Q: I think sports are great for teaching kids values like perseverance, commitment, and teamwork. I want to get my son started as soon as possible. He’s in kindergarten and some people have told me he might be too young. How do you I know if he’s ready?
For preschool and primary school ages, it’s important to make a clear distinction between “sports” in the competitive sense and what we might call physical “activities” and precursors to sports.
For the sake of discussion, at the preschool and early primary ages, let’s refer to things like organized hockey, soccer, tennis, and baseball as sports (competitive element), and things like swimming, dance and skating as physical activities.
Children can easily start activities such as swimming and skating during their preschool and even toddler years. Introductory gymnastics programs are also great at early ages for developing agility, balance, and coordination that can be used in all sports later. All of these activities develop important fundamental movement skills while developing your child’s enjoyment of physical activity. At later ages, these activities can also become competitive sports, but this is seldom the case at preschool and primary school ages.
When it comes to sports like hockey, soccer, and the rest, you need to proceed with caution. The competitive emotions among adult organizers and spectators very often ruin the experience for young children, even if it is a minority of adults who get overly excited. As Steve Nash’s dad says, adult obsession with winning can have a very negative effect.

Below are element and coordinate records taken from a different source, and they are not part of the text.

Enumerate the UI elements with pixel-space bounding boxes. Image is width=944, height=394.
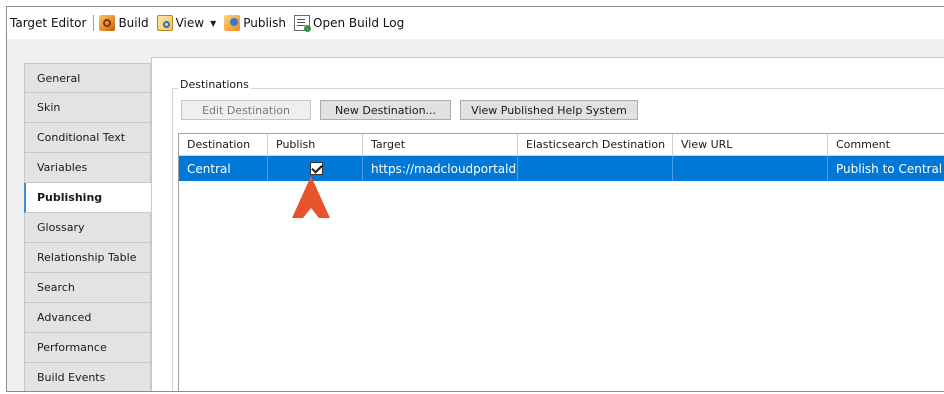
toolbar-separator (93, 15, 95, 31)
cell-destination[interactable]: Central (179, 156, 268, 181)
target-editor-window: Target Editor Build View ▼ Publish Open … (6, 6, 944, 392)
publishing-panel: Destinations Edit Destination New Destin… (151, 57, 944, 391)
cell-elasticsearch-destination[interactable] (518, 156, 673, 181)
column-header-elasticsearch-destination[interactable]: Elasticsearch Destination (518, 134, 673, 155)
open-build-log-label: Open Build Log (313, 16, 405, 30)
sidebar-item-publishing[interactable]: Publishing (24, 183, 151, 213)
view-icon (156, 15, 173, 31)
view-published-help-system-button[interactable]: View Published Help System (460, 100, 638, 120)
build-log-icon (294, 15, 311, 32)
sidebar-item-conditional-text[interactable]: Conditional Text (24, 123, 151, 153)
sidebar-item-relationship-table[interactable]: Relationship Table (24, 243, 151, 273)
column-header-publish[interactable]: Publish (268, 134, 363, 155)
sidebar-item-advanced[interactable]: Advanced (24, 303, 151, 333)
cell-target[interactable]: https://madcloudportald... (363, 156, 518, 181)
annotation-arrow-notch (303, 208, 319, 218)
toolbar: Target Editor Build View ▼ Publish Open … (7, 7, 944, 39)
editor-title: Target Editor (10, 16, 87, 30)
column-header-destination[interactable]: Destination (179, 134, 268, 155)
edit-destination-button[interactable]: Edit Destination (181, 100, 311, 120)
sidebar-item-skin[interactable]: Skin (24, 93, 151, 123)
chevron-down-icon[interactable]: ▼ (210, 19, 216, 28)
view-label: View (175, 16, 205, 30)
destinations-grid: Destination Publish Target Elasticsearch… (178, 133, 944, 391)
build-icon (99, 15, 116, 31)
column-header-comment[interactable]: Comment (828, 134, 944, 155)
sidebar-item-glossary[interactable]: Glossary (24, 213, 151, 243)
sidebar-item-general[interactable]: General (24, 63, 151, 93)
view-button[interactable]: View ▼ (156, 12, 216, 34)
grid-header: Destination Publish Target Elasticsearch… (179, 134, 944, 156)
sidebar-item-performance[interactable]: Performance (24, 333, 151, 363)
publish-button[interactable]: Publish (224, 12, 286, 34)
publish-checkbox[interactable] (310, 162, 323, 175)
sidebar-item-build-events[interactable]: Build Events (24, 363, 151, 391)
cell-view-url[interactable] (673, 156, 828, 181)
column-header-target[interactable]: Target (363, 134, 518, 155)
sidebar-item-variables[interactable]: Variables (24, 153, 151, 183)
publish-label: Publish (243, 16, 286, 30)
sidebar-nav: General Skin Conditional Text Variables … (24, 63, 151, 391)
publish-icon (224, 15, 241, 31)
build-label: Build (118, 16, 149, 30)
cell-comment[interactable]: Publish to Central (828, 156, 944, 181)
new-destination-button[interactable]: New Destination... (320, 100, 451, 120)
left-panel: General Skin Conditional Text Variables … (7, 39, 151, 391)
sidebar-item-search[interactable]: Search (24, 273, 151, 303)
destination-button-row: Edit Destination New Destination... View… (181, 100, 647, 120)
build-button[interactable]: Build (99, 12, 149, 34)
column-header-view-url[interactable]: View URL (673, 134, 828, 155)
destinations-group-label: Destinations (178, 78, 251, 91)
open-build-log-button[interactable]: Open Build Log (294, 12, 404, 34)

In this regard, you can be sure that your average five-year-old does not see winning as a live-or-die proposition, and this is entirely healthy. They are interested in play in the purest sense of the word. Furthermore, in terms of psychological and cognitive development, they often can’t grasp the basic rules of the sport or essential playing concepts like passing to teammates. Many of these are adult concepts, and most children are not ready to appreciate these ideas until they are a bit older and further into elementary school.
This is a good reminder that we need to respect each child’s stage of development not only physically, but also cognitively and emotionally. (In fact, this is the rationale behind the Long-Term Athlete Development model.)
Every child is different, but most four- and five-year-olds will develop a better connection with a sport such as soccer or baseball if they start simply by playing at home with their parents, siblings, and friends. Parent and child play is actually a great way to build fundamental skills in a fun, accepting, and safe environment. By playing and practicing the basics at home, your child develops the fundamental skills to participate with confidence when he decides to play the game with friends at school or join an organized team later.
If you have factors that limit your child’s ability to play at home, a multi-sport program such as Sportball is another option for introducing your child to traditional “competitive” sports in a fun, non-competitive environment.
At the end of the day, you have to know your own child. There may be a very few children who are ready for organized sports at age four or five, but most will do much better to wait until age six, seven or even eight.
If you do decide to register your son for an organized sport, be sure to review the elements that make up a quality program in that sport. When kids enter programs that fail to address their developmental age, they often have negative experiences that discourage them from continuing simply because the program is poorly adapted for their stage of development.